Three decades after the ratification of the Schengen Agreement, one of the greatest and most valued accomplishments of European integration is at risk.
Growing migratory flows from the Southern neighbourhood have put the border-free Schengen zone under immense pressure. A range of member states have temporarily reintroduced internal border controls while Eurosceptic voices demanding a ‘Schexit' are growing louder. Can the Schengen zone in its current form survive the ‘refugee crisis’? What changes and reforms are needed to make it more resilient? How can we move towards a deep and integrated European asylum system? We invited a range of high-level speakers, decision makers and experts from Germany and other EU member states to discuss these and other questions related to the future of the Schengen area.

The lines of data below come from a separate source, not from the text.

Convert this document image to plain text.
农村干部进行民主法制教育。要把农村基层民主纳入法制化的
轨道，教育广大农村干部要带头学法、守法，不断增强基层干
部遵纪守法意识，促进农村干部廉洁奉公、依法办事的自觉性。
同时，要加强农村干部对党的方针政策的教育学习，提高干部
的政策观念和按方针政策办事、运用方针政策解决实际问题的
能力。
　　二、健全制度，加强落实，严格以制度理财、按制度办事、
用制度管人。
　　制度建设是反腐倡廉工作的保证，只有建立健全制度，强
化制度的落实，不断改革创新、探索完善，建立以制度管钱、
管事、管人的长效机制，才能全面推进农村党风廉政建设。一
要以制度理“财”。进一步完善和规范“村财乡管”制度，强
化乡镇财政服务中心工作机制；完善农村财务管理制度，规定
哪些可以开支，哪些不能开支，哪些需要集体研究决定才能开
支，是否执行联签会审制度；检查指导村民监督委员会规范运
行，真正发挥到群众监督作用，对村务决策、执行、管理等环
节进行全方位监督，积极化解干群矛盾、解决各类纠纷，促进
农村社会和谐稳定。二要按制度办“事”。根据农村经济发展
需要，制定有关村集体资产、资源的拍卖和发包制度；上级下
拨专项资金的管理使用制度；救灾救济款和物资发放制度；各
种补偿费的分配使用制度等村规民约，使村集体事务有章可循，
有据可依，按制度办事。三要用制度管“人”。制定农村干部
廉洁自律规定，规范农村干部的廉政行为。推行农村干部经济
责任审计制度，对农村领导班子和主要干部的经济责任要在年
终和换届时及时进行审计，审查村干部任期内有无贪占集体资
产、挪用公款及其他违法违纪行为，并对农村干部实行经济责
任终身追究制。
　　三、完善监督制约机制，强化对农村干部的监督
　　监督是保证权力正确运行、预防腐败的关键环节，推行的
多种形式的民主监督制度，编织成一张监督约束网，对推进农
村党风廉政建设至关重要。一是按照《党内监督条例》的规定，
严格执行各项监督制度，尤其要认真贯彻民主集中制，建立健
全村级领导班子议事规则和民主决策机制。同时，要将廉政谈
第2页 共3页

Bi-annual conference with, among others:
Peter Altmaier, Head of the Federal Chancellery, Federal Minister for Special Tasks
António Vitorino, former EU Commissioner for Justice and Home Affairs; President, Jacques Delors Institute
Emily Haber, State Secretary, Federal Ministry of the Interior
Henrik Enderlein, Director, Jacques Delors Institut – Berlin; Associate Dean and Professor, Hertie School of Governance
Dieter Janecek, MdB, Spokesman for Economic Policy of the Bündnis 90/Die Grünen Parliamentary Group
Michael Roth, Minister of State for Europe, Federal Foreign Office
The conference was held in English and German with simultaneous translation into the respective other language.
This event took place in cooperation with the Jacques Delors Institut - Berlin.